The Patent Trial and Appeal Board recently denied institution of inter partes review of two Allergan patents directed to a hyaluronic acid-based gel containing lidocaine.  Teoxane S.A. v. Allergan, PLC, IPR2017-01906, Paper 15 (P.T.A.B. March 9, 2018); Teoxane S.A. v. Allergan, PLC, IPR2017-02002, Paper 14 (P.T.A.B. March 9, 2018).

The patents at issue, U.S. Patent Nos. 8,357,795 and 8,450,475, claim compositions containing lidocaine and hyaluronic acid (“HA”) crosslinked with an agent such as 1,4-butanediol diglycidyl ether (“BDDE”).
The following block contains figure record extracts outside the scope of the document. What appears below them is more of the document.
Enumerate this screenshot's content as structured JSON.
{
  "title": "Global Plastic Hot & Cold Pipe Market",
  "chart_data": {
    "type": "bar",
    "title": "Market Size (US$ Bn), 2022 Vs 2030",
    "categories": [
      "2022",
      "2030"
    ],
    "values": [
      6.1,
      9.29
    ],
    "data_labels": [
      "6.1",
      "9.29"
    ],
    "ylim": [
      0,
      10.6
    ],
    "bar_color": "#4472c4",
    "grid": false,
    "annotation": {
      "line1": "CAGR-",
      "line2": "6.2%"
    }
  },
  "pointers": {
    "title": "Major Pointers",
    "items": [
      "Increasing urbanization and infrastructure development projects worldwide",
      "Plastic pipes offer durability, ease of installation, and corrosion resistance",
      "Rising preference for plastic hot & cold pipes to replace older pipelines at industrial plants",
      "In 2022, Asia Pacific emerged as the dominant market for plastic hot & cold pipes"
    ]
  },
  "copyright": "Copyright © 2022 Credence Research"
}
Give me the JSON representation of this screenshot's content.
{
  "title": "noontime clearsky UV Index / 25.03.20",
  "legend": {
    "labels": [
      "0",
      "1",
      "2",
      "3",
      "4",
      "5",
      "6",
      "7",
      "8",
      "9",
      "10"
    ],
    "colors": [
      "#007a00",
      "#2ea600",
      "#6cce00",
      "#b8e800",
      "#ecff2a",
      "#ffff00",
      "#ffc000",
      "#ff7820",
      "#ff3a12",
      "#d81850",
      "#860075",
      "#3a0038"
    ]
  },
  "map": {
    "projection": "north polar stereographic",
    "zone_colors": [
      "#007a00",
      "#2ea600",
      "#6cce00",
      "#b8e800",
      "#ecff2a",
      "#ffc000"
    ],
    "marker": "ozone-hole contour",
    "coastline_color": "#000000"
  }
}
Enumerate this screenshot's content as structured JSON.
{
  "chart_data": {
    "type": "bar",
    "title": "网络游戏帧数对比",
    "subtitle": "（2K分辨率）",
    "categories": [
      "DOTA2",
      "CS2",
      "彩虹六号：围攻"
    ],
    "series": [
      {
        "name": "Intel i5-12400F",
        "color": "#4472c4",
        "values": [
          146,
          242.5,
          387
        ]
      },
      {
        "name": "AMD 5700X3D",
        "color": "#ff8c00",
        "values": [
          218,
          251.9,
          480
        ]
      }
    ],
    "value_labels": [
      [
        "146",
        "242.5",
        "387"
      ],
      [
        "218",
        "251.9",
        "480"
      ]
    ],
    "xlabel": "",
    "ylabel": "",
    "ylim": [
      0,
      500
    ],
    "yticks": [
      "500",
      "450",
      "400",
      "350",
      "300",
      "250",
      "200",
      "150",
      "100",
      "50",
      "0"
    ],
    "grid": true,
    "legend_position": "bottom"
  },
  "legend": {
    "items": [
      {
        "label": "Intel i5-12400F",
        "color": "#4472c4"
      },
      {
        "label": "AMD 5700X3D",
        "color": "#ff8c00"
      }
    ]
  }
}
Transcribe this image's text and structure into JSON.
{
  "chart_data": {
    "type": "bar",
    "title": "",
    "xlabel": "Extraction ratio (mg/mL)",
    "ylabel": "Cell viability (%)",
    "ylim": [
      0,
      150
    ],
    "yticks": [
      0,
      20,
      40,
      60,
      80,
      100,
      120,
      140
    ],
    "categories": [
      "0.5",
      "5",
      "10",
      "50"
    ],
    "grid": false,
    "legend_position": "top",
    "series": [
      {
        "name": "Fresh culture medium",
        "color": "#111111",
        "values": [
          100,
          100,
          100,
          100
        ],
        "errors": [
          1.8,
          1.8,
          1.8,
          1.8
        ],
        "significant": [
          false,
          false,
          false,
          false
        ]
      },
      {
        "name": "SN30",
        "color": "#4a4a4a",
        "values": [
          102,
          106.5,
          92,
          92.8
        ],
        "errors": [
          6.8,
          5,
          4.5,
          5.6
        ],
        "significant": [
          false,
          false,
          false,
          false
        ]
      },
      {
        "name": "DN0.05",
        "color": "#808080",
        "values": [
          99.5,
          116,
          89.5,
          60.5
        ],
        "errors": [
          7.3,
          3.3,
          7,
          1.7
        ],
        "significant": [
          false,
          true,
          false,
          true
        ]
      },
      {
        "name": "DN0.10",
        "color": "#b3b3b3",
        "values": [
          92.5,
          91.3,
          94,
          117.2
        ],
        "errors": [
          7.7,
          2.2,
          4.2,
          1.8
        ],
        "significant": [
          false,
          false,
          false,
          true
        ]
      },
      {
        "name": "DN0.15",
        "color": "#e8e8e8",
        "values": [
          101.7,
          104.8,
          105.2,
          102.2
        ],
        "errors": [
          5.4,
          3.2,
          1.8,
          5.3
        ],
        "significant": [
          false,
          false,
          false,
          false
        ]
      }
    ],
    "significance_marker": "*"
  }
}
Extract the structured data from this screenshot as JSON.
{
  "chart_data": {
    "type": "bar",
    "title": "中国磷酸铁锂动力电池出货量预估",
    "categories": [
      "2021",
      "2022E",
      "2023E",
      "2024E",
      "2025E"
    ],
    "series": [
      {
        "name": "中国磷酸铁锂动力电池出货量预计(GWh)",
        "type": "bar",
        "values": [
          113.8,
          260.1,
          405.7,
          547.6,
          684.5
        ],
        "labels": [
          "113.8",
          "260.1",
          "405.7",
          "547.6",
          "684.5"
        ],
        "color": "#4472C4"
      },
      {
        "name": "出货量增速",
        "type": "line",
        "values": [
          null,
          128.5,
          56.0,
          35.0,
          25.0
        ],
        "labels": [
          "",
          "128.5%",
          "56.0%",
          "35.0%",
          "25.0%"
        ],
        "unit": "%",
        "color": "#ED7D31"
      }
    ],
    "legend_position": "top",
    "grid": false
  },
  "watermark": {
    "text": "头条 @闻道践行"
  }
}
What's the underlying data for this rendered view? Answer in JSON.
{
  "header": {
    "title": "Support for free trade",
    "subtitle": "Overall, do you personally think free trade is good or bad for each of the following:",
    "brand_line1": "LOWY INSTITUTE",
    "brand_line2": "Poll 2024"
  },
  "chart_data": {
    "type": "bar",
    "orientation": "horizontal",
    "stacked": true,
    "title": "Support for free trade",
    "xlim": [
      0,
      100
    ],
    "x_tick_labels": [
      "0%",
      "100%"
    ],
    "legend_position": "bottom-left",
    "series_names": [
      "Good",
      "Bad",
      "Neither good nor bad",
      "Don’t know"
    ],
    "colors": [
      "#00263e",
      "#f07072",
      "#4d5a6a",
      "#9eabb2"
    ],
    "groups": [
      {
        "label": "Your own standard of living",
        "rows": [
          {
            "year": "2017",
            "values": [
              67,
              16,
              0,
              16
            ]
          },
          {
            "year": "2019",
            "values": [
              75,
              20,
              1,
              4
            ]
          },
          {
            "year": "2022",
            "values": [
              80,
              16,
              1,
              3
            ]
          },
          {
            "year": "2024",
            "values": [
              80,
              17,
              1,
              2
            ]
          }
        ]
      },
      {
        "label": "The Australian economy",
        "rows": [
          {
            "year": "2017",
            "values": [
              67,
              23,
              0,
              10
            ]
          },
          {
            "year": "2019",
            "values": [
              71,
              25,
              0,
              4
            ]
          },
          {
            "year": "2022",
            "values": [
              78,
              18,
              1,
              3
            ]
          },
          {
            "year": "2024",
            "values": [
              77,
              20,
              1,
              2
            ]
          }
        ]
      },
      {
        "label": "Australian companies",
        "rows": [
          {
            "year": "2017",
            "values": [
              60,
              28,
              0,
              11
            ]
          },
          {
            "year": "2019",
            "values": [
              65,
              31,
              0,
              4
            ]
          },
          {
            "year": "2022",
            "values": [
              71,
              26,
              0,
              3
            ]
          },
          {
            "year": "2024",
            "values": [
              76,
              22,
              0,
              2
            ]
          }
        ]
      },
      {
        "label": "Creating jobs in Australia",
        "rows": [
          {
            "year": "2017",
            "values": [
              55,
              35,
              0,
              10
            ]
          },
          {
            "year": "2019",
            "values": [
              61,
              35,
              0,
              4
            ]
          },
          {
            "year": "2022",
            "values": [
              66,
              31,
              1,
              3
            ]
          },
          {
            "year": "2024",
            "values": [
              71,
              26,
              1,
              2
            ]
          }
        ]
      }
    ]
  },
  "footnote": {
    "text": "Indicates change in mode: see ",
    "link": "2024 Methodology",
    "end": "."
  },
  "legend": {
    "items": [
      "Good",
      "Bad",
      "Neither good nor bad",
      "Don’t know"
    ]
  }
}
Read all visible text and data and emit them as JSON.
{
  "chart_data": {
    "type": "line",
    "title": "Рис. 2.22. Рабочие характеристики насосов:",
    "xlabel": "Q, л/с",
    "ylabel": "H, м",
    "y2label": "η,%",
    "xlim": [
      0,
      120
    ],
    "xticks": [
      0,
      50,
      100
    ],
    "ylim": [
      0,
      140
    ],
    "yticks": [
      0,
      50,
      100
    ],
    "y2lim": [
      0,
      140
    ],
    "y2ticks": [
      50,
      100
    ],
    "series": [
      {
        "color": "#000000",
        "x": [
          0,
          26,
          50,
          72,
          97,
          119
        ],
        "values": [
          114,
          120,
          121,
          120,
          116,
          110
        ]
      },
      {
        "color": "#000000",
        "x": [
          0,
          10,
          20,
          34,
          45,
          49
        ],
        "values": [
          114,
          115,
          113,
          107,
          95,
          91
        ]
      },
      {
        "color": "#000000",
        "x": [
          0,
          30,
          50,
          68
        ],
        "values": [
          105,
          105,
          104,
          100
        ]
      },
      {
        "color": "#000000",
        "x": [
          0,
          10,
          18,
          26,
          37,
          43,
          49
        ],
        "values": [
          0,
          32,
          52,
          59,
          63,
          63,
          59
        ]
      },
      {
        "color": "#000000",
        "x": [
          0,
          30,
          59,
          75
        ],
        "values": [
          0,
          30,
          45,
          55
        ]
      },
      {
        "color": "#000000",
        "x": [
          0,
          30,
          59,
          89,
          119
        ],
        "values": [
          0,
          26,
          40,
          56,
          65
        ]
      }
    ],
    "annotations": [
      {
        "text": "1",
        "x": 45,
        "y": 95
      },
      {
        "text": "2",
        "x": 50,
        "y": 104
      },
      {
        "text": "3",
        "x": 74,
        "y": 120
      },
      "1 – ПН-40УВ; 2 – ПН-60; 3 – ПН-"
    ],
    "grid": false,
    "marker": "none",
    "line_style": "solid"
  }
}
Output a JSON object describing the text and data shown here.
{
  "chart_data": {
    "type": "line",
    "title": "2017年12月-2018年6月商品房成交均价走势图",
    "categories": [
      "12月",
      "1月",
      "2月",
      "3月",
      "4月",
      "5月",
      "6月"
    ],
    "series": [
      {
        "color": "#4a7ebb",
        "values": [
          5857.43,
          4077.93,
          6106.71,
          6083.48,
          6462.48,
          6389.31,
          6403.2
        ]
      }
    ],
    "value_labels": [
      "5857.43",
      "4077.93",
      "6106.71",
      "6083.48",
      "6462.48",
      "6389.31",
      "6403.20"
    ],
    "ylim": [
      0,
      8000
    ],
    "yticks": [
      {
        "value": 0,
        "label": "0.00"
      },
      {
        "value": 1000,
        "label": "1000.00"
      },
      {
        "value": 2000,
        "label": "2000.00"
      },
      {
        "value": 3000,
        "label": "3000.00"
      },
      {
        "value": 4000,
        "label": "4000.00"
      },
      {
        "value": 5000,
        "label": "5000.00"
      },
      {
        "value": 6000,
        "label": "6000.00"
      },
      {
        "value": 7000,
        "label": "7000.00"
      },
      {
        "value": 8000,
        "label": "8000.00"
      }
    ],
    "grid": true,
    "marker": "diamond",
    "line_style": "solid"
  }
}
Petitioner argued that certain claims were anticipated by Hunter, a patent application disclosing a composition comprising an HA component in combination with an agent that slows HA breakdown, and, optionally, an anesthetic agent (e.g., lidocaine).  Hunter referred to a gel marketed under the name Restylane, but did not disclose that the HA component was crosslinked using BDDE.  To establish the BDDE crosslinking component, Petitioner relied on a non-prior art reference (“Beasley”)—published five years after Hunter—that explained that Restylane contains HA crosslinked with BDDE.  The panel rejected Petitioner’s reliance on Beasley because Petitioner failed to establish that the Restylane gel described in Beasley was identical to the Restylane gel described in Hunter.  The PTAB rejected a similar argument based on another branded gel even though the composition of that gel was described in two separate, non-prior art references.

Thus, while non-prior art references may inform the obvious inquiry, it is imperative to tie those references to products available before the critical date.